A government budget comprises of expected revenue and expenditure during a fiscal year. There are two parts in a budget- Revenue budget and capital budget. A budget is said to be in surplus if the revenue is greater than the expenditure. But if the expenditure exceeds the revenue then there exists budget deficit. In simple words, a deficit occurs when the government spends more than it earns in the form of taxes and other sources. The excess expenditure is financed by either borrowing from capital markets or from the central bank.
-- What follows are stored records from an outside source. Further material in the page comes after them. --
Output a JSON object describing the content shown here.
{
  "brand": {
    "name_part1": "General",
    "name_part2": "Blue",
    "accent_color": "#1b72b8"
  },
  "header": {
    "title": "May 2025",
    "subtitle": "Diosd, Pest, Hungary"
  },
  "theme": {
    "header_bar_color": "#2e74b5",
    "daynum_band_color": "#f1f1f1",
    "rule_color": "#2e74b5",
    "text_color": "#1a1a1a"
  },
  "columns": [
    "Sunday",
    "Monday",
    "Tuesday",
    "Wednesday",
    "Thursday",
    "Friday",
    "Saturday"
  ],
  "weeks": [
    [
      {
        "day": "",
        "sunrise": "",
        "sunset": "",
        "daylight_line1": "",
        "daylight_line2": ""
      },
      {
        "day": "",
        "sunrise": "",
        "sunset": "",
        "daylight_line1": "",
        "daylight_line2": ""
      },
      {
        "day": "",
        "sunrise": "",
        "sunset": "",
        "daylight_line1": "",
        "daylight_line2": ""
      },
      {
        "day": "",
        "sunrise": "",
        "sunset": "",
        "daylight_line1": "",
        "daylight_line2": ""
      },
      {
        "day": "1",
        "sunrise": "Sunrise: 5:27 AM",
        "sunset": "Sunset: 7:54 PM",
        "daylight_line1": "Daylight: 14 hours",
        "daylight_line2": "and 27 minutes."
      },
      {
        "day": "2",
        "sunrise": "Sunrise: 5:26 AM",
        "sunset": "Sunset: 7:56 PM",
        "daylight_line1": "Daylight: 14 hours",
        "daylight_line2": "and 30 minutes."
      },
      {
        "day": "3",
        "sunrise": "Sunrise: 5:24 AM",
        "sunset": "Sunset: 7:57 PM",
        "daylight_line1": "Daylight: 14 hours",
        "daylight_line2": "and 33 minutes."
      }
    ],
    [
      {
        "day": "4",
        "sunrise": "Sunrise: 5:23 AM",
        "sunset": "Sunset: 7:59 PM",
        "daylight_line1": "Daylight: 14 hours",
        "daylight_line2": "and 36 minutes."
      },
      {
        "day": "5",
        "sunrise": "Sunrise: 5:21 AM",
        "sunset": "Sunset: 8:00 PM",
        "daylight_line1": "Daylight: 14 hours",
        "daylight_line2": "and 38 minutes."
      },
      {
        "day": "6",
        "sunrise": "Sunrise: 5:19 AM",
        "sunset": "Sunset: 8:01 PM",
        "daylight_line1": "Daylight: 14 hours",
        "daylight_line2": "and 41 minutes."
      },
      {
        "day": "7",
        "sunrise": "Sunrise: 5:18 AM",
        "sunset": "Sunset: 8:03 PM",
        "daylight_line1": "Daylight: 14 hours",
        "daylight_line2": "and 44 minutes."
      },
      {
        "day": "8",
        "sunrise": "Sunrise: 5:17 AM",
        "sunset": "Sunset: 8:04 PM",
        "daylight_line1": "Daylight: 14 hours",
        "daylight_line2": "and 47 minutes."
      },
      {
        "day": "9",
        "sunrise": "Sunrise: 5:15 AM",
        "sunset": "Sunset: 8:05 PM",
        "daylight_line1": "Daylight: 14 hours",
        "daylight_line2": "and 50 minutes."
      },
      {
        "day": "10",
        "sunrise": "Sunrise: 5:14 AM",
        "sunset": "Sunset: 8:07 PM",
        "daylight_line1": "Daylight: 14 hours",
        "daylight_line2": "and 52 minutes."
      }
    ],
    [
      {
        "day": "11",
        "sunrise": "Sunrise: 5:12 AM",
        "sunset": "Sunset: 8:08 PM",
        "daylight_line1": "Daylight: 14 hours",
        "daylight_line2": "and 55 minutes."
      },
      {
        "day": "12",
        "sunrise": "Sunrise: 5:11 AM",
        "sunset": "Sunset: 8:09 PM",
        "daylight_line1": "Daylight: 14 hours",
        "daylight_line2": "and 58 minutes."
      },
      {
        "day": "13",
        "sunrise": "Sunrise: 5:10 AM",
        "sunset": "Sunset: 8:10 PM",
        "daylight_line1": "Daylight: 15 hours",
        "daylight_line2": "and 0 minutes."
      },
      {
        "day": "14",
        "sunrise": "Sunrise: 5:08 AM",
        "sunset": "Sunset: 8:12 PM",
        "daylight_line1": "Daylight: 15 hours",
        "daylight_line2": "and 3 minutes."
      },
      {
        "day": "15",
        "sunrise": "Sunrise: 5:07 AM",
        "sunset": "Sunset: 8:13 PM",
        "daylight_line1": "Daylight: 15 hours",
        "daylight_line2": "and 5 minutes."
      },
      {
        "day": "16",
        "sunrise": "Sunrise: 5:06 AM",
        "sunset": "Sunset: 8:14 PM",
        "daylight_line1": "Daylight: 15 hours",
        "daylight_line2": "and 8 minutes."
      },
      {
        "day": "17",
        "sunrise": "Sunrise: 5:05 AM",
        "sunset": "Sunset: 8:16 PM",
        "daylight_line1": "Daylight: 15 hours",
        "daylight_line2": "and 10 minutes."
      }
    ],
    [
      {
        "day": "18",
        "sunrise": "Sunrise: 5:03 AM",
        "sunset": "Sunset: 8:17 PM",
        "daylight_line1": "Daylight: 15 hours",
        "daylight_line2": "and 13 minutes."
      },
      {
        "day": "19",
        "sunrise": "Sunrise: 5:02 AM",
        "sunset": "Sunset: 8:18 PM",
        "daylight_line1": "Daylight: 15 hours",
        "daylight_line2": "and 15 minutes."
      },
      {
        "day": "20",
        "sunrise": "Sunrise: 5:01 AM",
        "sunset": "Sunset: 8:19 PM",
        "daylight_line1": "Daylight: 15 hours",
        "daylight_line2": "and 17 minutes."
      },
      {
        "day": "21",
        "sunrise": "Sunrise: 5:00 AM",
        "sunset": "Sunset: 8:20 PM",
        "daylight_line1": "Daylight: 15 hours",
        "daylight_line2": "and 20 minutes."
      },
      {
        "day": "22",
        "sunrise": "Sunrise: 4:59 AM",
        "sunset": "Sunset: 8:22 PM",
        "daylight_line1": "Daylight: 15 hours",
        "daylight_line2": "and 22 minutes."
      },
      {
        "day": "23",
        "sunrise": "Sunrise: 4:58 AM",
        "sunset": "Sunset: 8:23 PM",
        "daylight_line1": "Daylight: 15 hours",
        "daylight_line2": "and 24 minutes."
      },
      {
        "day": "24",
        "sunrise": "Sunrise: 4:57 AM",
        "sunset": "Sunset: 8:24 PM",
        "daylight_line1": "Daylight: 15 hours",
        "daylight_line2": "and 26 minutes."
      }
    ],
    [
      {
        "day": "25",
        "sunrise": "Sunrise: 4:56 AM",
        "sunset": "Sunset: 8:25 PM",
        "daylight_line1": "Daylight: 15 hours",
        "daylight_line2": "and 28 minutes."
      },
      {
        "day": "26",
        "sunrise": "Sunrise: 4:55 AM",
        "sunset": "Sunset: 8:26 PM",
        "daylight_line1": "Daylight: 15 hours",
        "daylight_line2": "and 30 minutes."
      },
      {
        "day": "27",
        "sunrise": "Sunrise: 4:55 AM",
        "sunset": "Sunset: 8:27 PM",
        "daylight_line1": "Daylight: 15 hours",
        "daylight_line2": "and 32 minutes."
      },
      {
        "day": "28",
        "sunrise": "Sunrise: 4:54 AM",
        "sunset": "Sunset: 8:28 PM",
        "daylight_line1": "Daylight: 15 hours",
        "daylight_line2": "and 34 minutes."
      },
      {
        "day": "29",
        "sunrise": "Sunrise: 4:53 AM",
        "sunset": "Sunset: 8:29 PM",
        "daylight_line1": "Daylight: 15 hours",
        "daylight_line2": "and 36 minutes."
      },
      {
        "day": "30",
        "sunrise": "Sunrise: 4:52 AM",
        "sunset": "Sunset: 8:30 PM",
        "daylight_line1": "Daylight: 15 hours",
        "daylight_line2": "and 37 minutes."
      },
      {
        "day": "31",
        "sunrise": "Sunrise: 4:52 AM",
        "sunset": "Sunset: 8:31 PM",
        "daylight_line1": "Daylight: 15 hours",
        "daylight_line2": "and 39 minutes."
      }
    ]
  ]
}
There are different types of budget deficits depending upon the type of revenue and expenditure. The three forms of deficit are:

  • Revenue deficit: Revenue deficit occurs when the total revenue expenditure exceeds total revenue receipts. The revenue receipts consists of tax revenue and non tax revenue like fees, fines etc. The revenue expenditure, on the other hand, means expenditure which doesn’t create any assets like salaries of employees, subsidies etc. Revenue deficit is an indication that the government is not able to meet its own expenditure from the revenue receipts. The revenue has to be met by borrowing. High Revenue deficit is considered dangerous as it implies a higher repayment debt. In order to avoid the deficit, a government should either curtail its expenditure or increase the taxes.

Revenue deficit =Total revenue expenditure –Total revenue receipts 


  • Fiscal deficit: Fiscal deficit refers to the excess of total expenditure over total receipts excluding borrowings during a fiscal year. It is the amount of borrowings that the government needs to meet its expenditure. A higher fiscal deficit implies a higher borrowings and hence, a higher payment obligation. It is recommended that fiscal deficit must be less than 5% of the GDP, otherwise as the borrowing increases, the government’s liability increase not only for the loan repayment but also for the interest payment. A high fiscal deficit may also lead to inflationary pressure.

 Fiscal deficit =Total expenditure –Revenue receipts –Capital receipts(excluding borrowings)


  • Primary deficit: Primary deficit refers to the excess of total expenditure over total receipts excluding borrowings and interest payments. In other words it is fiscal deficit minus interest payments. It tells how much the government needs to borrow to meet its current year’s expenditure. It doesn’t include the interest payments. If primary deficit is zero then, fiscal deficit is equal to interest payments on earlier loans. Therefore, it implies that the government has borrowed just to pay its interest.

 Primary deficit =Fiscal deficit –Interest payments


Although the existence of primary deficit and revenue deficit are considered dangerous, a safe limit of fiscal deficit (within 5%) is a sign of growing economy. If the fiscal deficit occurs as a result of increased capital expenditure i.e. expenditure on building infrastructure or on fixed assets, then it is advantageous for the country.